In: Physics
In this section we will study the problem of gender-wage discrimination. It is often argued that women are paid less than equally qualified men to do the same job. This is also true in academia. The University of Calgary administrators are trying to determine the gender earnings gap in order to `compensate' women who are underpaid. In the empirical analyses that follow, the following variables are defined as:
Y - Log earnings
F - female indicator
Age - age of individual
Assoc - indicator for Associate Professor Rank
Full - indicator for Full Professor Rank
ϴf- faculty/college indicators (e.g., Social Science, Engineering, Business...)
ϴd- department indicators (e.g., economics, history...)
E[Yi|Fi = 1] - E[Yi|Fi = 0]
Do you think that this identified the causal effect of being a woman on wage? Explain.
Yi = β0 + αFi + εi (1)
What variation in the data is being used to identify the male-female difference in earnings?
Yi = β0 + αFi + βAgei + εi (2)
How does adding age to the regression change the source of variation used in identifying the male-
female wage differential?
If female professors are, on average, younger than male professors, how would you expect the estimate of α to change from equation (1)?
Yi = β0 + αFi + βAgei + γ1Associ + γ1Fulli + εi (3)

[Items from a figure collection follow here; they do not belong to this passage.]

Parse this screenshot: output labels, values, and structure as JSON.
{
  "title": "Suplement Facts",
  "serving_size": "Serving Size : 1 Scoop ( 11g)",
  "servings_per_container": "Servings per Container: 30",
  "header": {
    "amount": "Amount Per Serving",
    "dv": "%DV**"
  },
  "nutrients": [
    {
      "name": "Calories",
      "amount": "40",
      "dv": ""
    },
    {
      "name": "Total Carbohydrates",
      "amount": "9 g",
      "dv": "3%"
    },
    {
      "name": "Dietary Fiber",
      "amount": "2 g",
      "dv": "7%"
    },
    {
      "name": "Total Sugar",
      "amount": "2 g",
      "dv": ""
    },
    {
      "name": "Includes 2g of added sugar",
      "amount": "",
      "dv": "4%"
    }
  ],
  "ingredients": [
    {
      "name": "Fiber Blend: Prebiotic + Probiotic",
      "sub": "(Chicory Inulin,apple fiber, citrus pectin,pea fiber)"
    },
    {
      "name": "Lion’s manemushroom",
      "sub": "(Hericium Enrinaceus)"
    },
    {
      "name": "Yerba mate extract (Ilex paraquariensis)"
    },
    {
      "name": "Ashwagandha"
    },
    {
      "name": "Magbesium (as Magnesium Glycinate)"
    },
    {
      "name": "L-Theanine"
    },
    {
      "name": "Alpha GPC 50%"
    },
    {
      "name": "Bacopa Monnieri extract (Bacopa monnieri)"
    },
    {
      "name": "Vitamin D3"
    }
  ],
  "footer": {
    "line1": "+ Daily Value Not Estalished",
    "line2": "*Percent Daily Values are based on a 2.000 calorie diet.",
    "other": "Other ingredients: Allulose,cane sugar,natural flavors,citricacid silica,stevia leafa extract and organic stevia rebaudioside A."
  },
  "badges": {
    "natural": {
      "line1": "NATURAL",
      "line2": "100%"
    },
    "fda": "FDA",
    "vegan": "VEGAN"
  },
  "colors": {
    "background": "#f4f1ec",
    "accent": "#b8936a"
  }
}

Now what variation in the data is used to identify the male-female difference in earnings? How would the estimate of α change relative to equation (1) if females are over-represented in the assistant professor rank?
Yi = β0 + αFi + βAgei + γ1Associ + γ1Fulli + ϴf + εi (4)
Now what variation in the data is used to identify the male-female difference in earnings? How would the estimate of α change relative to question 2 if females are over-represented in the higher paying faculties/colleges? What is the difference between running this regression and running regression 3 separately for each faculty/college?